Adenosine 5′-Triphosphate (ATP)

Description

Adenosine 5′-Triphosphate (ATP) is a high-energy nucleotide with the molecular formula C₁₀H₁₆N₅O₁₃P₃. It consists of adenine (a purine base), ribose (a five-carbon sugar), and three phosphate groups linked by two high-energy phosphoanhydride bonds.

ATP is the primary energy currency of the cell, involved in almost every aspect of cellular metabolism, including biosynthesis, signal transduction, transport, and muscle contraction. It also serves as a substrate in enzymatic reactions and plays roles in RNA synthesis and nucleotide metabolism.

ATP typically appears as a white or slightly off-white crystalline powder and is highly soluble in water. It is often supplied as ATP disodium salt hydrate or ATP magnesium salt for biochemical use.

Common Uses in a Biology Lab

Enzyme Assays and Activity Studies

ATP is an essential substrate for a wide variety of enzymes, including kinases, ligases, ATPases, and motor proteins. It is widely used in in vitro enzyme activity assays and biochemical kinetics studies.

Cellular Energy Metabolism Studies

ATP is the core molecule studied in energy balance, glycolysis, oxidative phosphorylation, and cellular respiration. Measurement of ATP levels is commonly used to assess cell viability, metabolic activity, and cytotoxicity.

Signal Transduction Research

ATP serves as a precursor to cyclic AMP (cAMP) and is involved in second messenger systems. It is commonly used in studies of G-protein coupled receptor signaling, adenylate cyclase activity, and calcium signaling pathways.

Nucleic Acid Synthesis and Transcription

ATP is one of the four ribonucleoside triphosphates (rNTPs) required for RNA synthesis by RNA polymerases in transcription assays.

Luciferase-Based Assays

ATP is the substrate in luciferase bioluminescence assays, used for cell viability, cytotoxicity, and reporter gene experiments due to its conversion into light in the presence of luciferase.

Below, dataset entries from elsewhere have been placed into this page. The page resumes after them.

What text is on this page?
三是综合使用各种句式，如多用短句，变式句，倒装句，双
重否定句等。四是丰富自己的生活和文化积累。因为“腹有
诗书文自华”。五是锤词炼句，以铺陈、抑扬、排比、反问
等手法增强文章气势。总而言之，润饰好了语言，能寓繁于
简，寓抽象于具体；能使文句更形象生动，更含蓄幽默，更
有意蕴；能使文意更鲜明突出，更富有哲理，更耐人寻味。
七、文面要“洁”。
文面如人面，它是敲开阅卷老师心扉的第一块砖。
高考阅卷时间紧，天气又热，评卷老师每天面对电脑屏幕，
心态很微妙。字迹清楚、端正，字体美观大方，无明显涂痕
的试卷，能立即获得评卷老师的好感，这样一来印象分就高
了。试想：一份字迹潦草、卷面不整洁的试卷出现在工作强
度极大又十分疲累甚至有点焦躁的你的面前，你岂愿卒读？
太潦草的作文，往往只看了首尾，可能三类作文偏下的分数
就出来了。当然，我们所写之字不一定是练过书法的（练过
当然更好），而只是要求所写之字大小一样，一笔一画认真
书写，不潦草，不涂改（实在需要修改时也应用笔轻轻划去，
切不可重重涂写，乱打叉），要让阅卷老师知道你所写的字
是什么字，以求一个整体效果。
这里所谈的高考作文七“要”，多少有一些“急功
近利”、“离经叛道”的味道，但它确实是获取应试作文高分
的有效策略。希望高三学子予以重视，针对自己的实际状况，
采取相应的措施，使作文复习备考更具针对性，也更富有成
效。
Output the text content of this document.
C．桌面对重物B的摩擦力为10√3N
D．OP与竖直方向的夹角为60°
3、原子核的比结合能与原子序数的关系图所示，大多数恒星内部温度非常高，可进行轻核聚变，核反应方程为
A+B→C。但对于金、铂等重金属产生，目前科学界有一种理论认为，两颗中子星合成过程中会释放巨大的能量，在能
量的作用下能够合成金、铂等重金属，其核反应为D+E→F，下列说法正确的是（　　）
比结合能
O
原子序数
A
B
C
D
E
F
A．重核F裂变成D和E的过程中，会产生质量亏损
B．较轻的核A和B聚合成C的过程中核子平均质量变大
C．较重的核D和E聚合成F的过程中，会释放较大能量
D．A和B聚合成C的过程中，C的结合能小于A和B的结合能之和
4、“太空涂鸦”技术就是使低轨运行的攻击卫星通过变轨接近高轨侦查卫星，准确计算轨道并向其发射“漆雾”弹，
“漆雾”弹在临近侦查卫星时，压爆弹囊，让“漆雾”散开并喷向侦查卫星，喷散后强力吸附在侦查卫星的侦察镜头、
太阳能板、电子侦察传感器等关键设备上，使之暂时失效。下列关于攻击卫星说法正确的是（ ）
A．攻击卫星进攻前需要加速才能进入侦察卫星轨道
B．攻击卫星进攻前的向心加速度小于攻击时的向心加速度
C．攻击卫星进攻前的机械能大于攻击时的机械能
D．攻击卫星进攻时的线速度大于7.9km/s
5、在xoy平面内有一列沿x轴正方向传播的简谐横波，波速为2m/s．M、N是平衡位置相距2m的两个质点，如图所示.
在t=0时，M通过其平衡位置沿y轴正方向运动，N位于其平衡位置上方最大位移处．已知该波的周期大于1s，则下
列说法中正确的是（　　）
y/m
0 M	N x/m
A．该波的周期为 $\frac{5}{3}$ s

Protein Folding and Chaperone Function

ATP is crucial for the function of molecular chaperones such as Hsp70 and Hsp90, which are involved in protein folding, stabilization, and degradation pathways.

Safety Hazards

Toxicity

ATP is non-toxic at standard lab concentrations. However, it should be handled with care to avoid contamination of sterile cultures or enzymatic reactions.

Skin and Eye Contact

May cause minor irritation. Use standard personal protective equipment.

Inhalation

Fine powders may cause minor respiratory irritation if inhaled.

Ingestion

Not intended for ingestion. Lab-grade ATP is not food- or supplement-grade.

Environmental Hazard

Not considered hazardous to the environment in typical lab quantities. Dispose of properly.

Handling

Personal Protective Equipment (PPE)

Wear gloves, lab coat, and safety goggles when handling ATP.

Storage

ATP is sensitive to hydrolysis and should be stored at –20 °C, preferably as an aqueous solution at pH ~7.0. It is also light-sensitive, so protect from light.

Ventilation

Handle powders or concentrated solutions in a well-ventilated area or under a fume hood.

Disposal

Dispose of in accordance with institutional and local hazardous waste protocols.

Additional Notes

• Hydrolysis of ATP releases energy (~7.3 kcal/mol), making it fundamental to biological energy transfer.
• ATP:ADP ratio is a key indicator of cellular energy status and is used in metabolic and toxicological research.
• ATP is used in electroporation and transfection buffers for improving gene delivery.
• In neuroscience, extracellular ATP functions as a signaling molecule, particularly through P2 purinergic receptors.

Conclusion

Adenosine 5′-Triphosphate (ATP) is a fundamental molecule in biology, acting as the universal energy carrier for cellular processes and as a co-substrate in many enzymatic reactions. It plays central roles in metabolism, signaling, transcription, and bioluminescence assays. With broad utility across cell biology, biochemistry, molecular biology, and pharmacology, ATP is an essential reagent in any life sciences laboratory.